We included 22 RCTs with 1874 participants. Study duration ranged from four to 52 weeks. Ten studies enroled people with Crohn's disease (CD), five enroled people with ulcerative colitis (UC), and seven enroled people with CD and people with UC. Seventeen studies included adults, three included children, and two included both. Four studies enroled people with active disease, six enroled people in remission, and 12 enroled both.
We assessed each study for risk of bias across seven individual domains. Five studies were at low risk of bias across all seven domains. Ten studies were at unclear risk of bias in at least one domain but with no areas of high risk of bias. Seven studies were at high risk of bias for blinding of participants and assessors.
Vitamin D (all doses) versus placebo or no treatment
Thirteen studies compared vitamin D against placebo or no treatment.
We could not draw any conclusions on clinical response for UC as the certainty of the evidence was very low (risk ratio (RR) 4.00, 95% confidence interval (CI) 1.51 to 10.57; 1 study, 60 participants). There were no data on CD.
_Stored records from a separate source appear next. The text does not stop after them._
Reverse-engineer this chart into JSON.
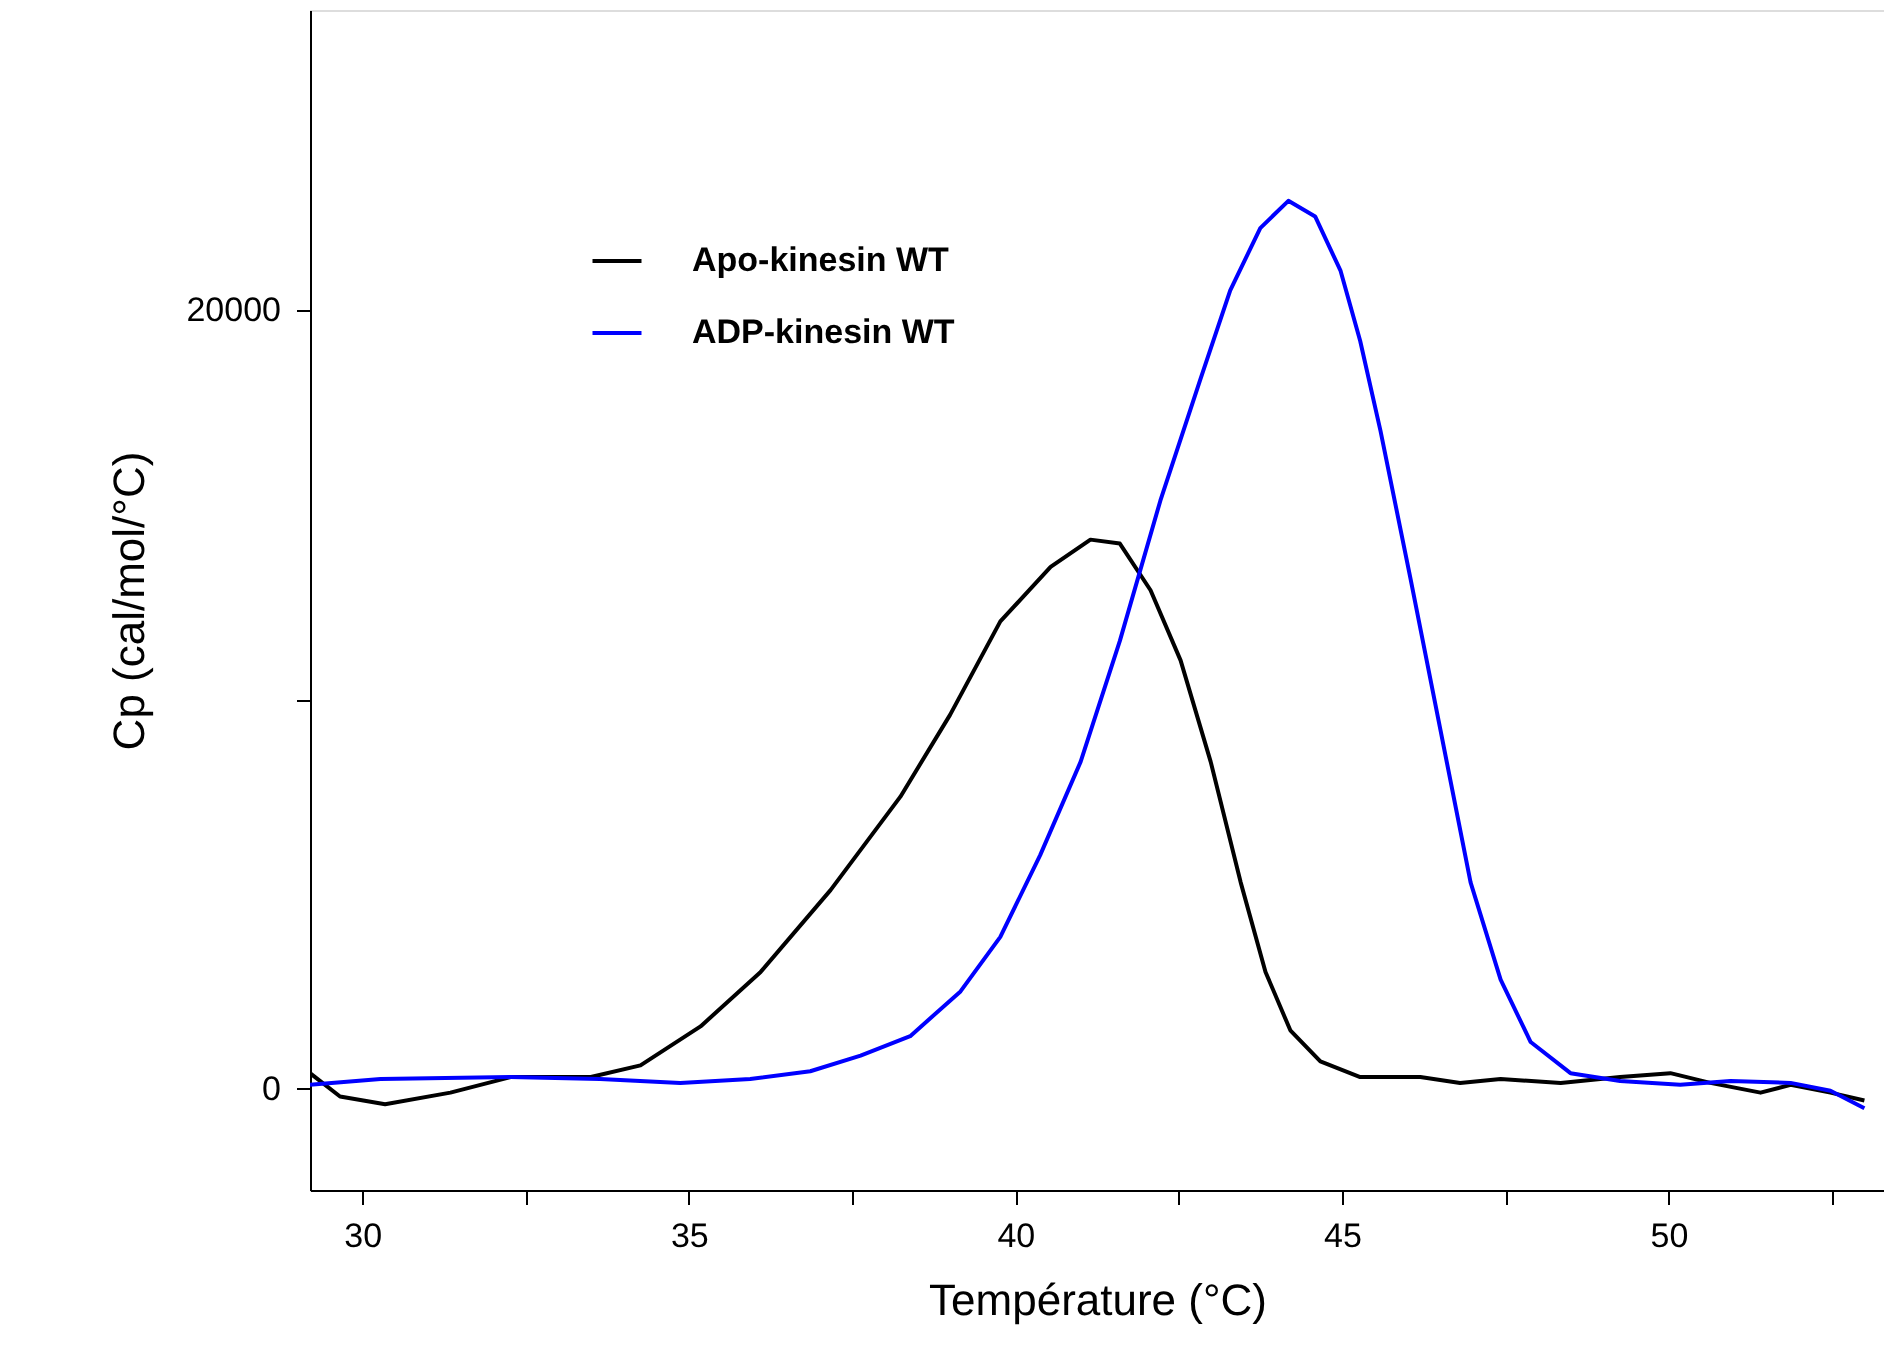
{
  "chart_data": {
    "type": "line",
    "xlabel": "Température (°C)",
    "ylabel": "Cp (cal/mol/°C)",
    "xlim": [
      29.2,
      53.3
    ],
    "ylim": [
      -2600,
      27700
    ],
    "xticks": [
      30,
      {
        "value": 32.5,
        "label": null
      },
      35,
      {
        "value": 37.5,
        "label": null
      },
      40,
      {
        "value": 42.5,
        "label": null
      },
      45,
      {
        "value": 47.5,
        "label": null
      },
      50,
      {
        "value": 52.5,
        "label": null
      }
    ],
    "yticks": [
      0,
      {
        "value": 10000,
        "label": null
      },
      20000
    ],
    "grid": false,
    "legend": "top left",
    "line_style": "solid",
    "marker": "none",
    "series": [
      {
        "name": "Apo-kinesin WT",
        "color": "#000000",
        "x": [
          29.2,
          29.66,
          30.35,
          31.35,
          32.27,
          33.5,
          34.26,
          35.18,
          36.1,
          37.17,
          38.24,
          39.0,
          39.77,
          40.54,
          41.15,
          41.6,
          42.07,
          42.53,
          42.99,
          43.45,
          43.83,
          44.21,
          44.67,
          45.28,
          46.2,
          46.81,
          47.43,
          48.35,
          49.26,
          50.03,
          50.64,
          51.41,
          51.87,
          52.48,
          53.0
        ],
        "values": [
          400,
          -200,
          -400,
          -100,
          300,
          300,
          600,
          1600,
          3000,
          5100,
          7500,
          9600,
          12000,
          13400,
          14100,
          14000,
          12800,
          11000,
          8400,
          5300,
          3000,
          1500,
          700,
          300,
          300,
          150,
          250,
          150,
          300,
          400,
          150,
          -100,
          100,
          -100,
          -300
        ]
      },
      {
        "name": "ADP-kinesin WT",
        "color": "#0000ff",
        "x": [
          29.2,
          30.28,
          32.27,
          33.64,
          34.87,
          35.94,
          36.86,
          37.63,
          38.39,
          39.16,
          39.77,
          40.38,
          41.0,
          41.6,
          42.22,
          42.83,
          43.29,
          43.75,
          44.18,
          44.59,
          44.98,
          45.28,
          45.59,
          46.05,
          46.51,
          46.97,
          47.43,
          47.89,
          48.5,
          49.26,
          50.18,
          50.95,
          51.87,
          52.48,
          53.0
        ],
        "values": [
          100,
          250,
          300,
          250,
          150,
          250,
          450,
          850,
          1350,
          2500,
          3900,
          6000,
          8400,
          11500,
          15100,
          18200,
          20500,
          22100,
          22800,
          22400,
          21000,
          19200,
          16900,
          13100,
          9200,
          5300,
          2800,
          1200,
          400,
          200,
          100,
          200,
          150,
          -50,
          -500
        ]
      }
    ]
  }
}
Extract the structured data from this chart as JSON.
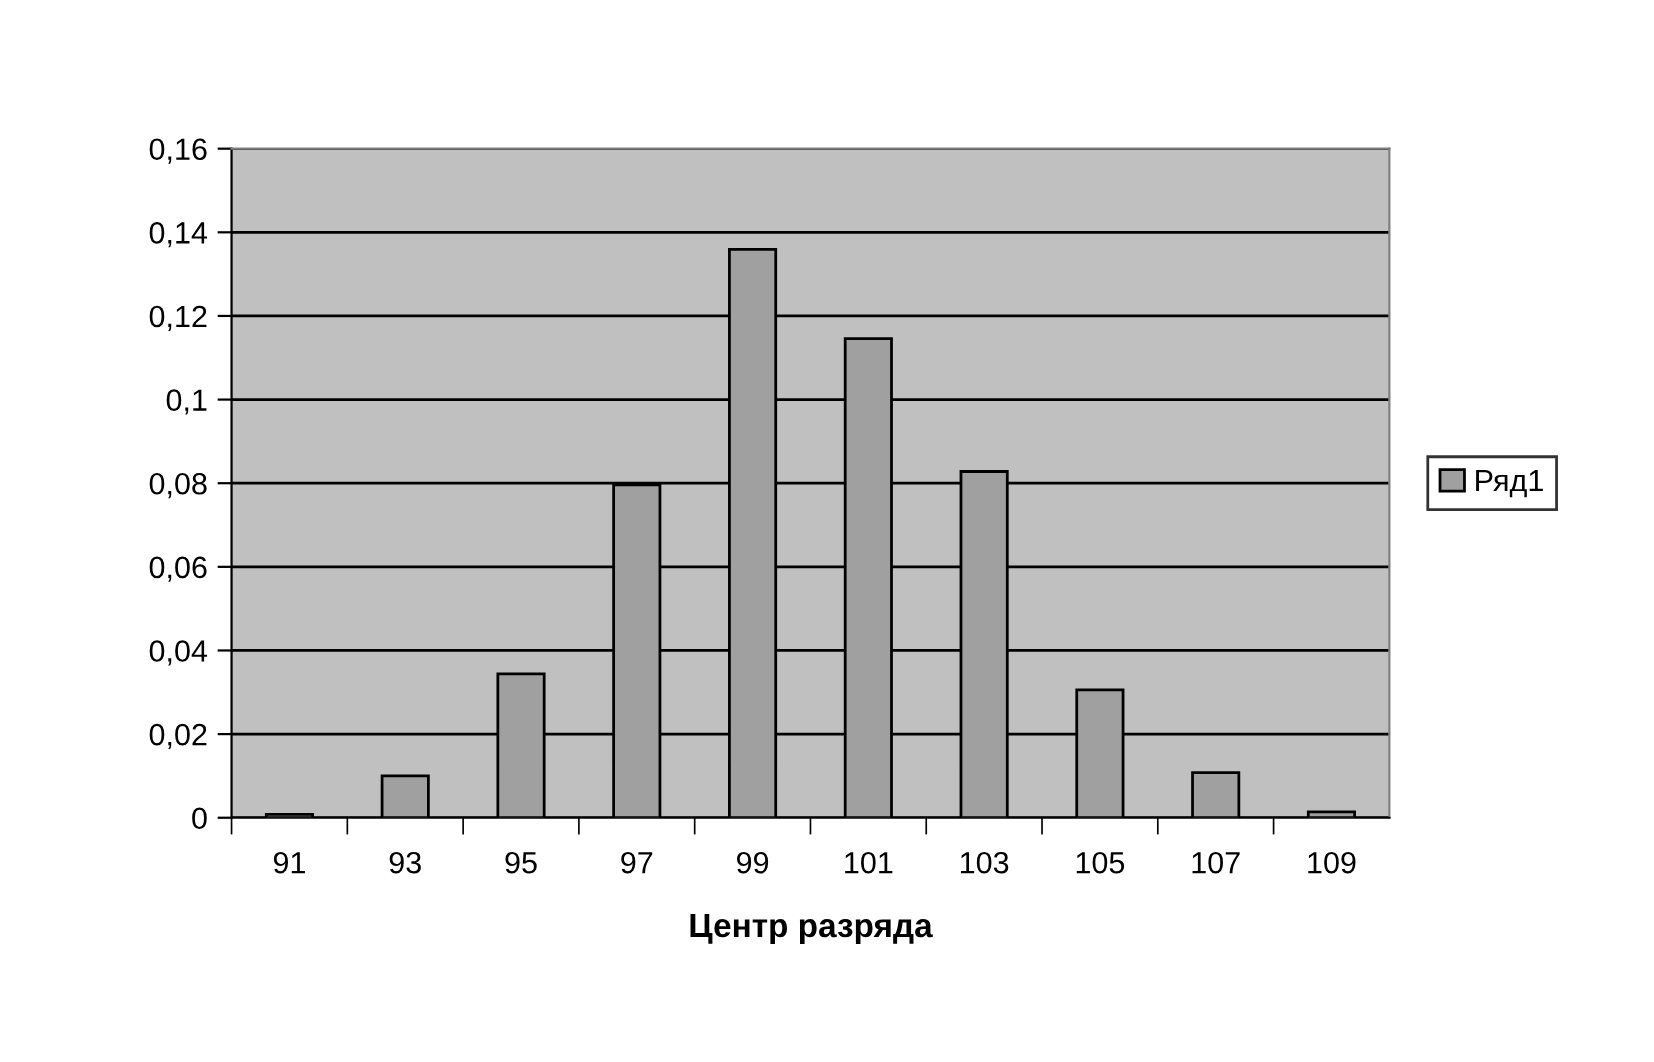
{
  "chart_data": {
    "type": "bar",
    "xlabel": "Центр разряда",
    "categories": [
      "91",
      "93",
      "95",
      "97",
      "99",
      "101",
      "103",
      "105",
      "107",
      "109"
    ],
    "series": [
      {
        "name": "Ряд1",
        "color": "#a0a0a0",
        "values": [
          0.0008,
          0.01,
          0.0344,
          0.0796,
          0.1359,
          0.1146,
          0.0828,
          0.0306,
          0.0108,
          0.0014
        ]
      }
    ],
    "ylim": [
      0,
      0.16
    ],
    "yticks": [
      {
        "value": 0,
        "label": "0"
      },
      {
        "value": 0.02,
        "label": "0,02"
      },
      {
        "value": 0.04,
        "label": "0,04"
      },
      {
        "value": 0.06,
        "label": "0,06"
      },
      {
        "value": 0.08,
        "label": "0,08"
      },
      {
        "value": 0.1,
        "label": "0,1"
      },
      {
        "value": 0.12,
        "label": "0,12"
      },
      {
        "value": 0.14,
        "label": "0,14"
      },
      {
        "value": 0.16,
        "label": "0,16"
      }
    ],
    "grid": "y",
    "legend": "right"
  }
}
There may be fewer clinical relapses for IBD when using vitamin D compared to placebo or no treatment (RR 0.57, 95% CI 0.34 to 0.96; 3 studies, 310 participants). The certainty of the evidence was low.
We could not draw any conclusions on quality of life for IBD (standardised mean difference (SMD) −0.13, 95% CI −3.10 to 2.83 (the SMD value indicates a negligent decrease in quality of life, and the corresponding CIs indicate that the effect can range from a large decrease to a large increase in quality of life); 2 studies, 243 participants) or withdrawals due to adverse events for IBD (RR 1.97, 95% CI 0.18 to 21.27; 12 studies, 1251 participants; note 11 studies reported withdrawals but recorded 0 events in both groups. Thus, the RR and CIs were calculated from 1 study rather than 12). The certainty of the evidence was very low.
High-treatment-dose vitamin D versus low-treatment-dose vitamin D
Five studies compared high treatment vitamin D doses against low treatment vitamin D doses.
There were no data on clinical response.
There may be no difference in clinical relapse for CD (RR 0.48, 95% CI 0.23 to 1.01; 1 study, 34 participants). The certainty of the evidence was low.
We could not draw any conclusions on withdrawals due to adverse events for IBD as the certainty of the evidence was very low (RR 0.89, 95% CI 0.06 to 13.08; 3 studies, 104 participants; note 2 studies reported withdrawals but recorded 0 events in both groups. Thus, the RR and CIs were calculated from 1 study rather than 3).
The data on quality of life and disease activity could not be meta-analysed, were of very low certainty, and no conclusions could be drawn.
Any-treatment-dose vitamin D versus supplemental-dose vitamin D
Four studies compared treatment doses of vitamin D against supplemental doses.
There were no data on clinical response and relapse.
There were no data on quality of life that could be meta-analysed.
We could not draw any conclusions on withdrawals due to adverse events for IBD as the certainty of the evidence was very low (RR 3.09, 95% CI 0.13 to 73.17; 4 studies, 233 participants; note 3 studies reported withdrawals but recorded 0 events in both groups. Thus, the RR and CIs were calculated from 1 study rather than 4).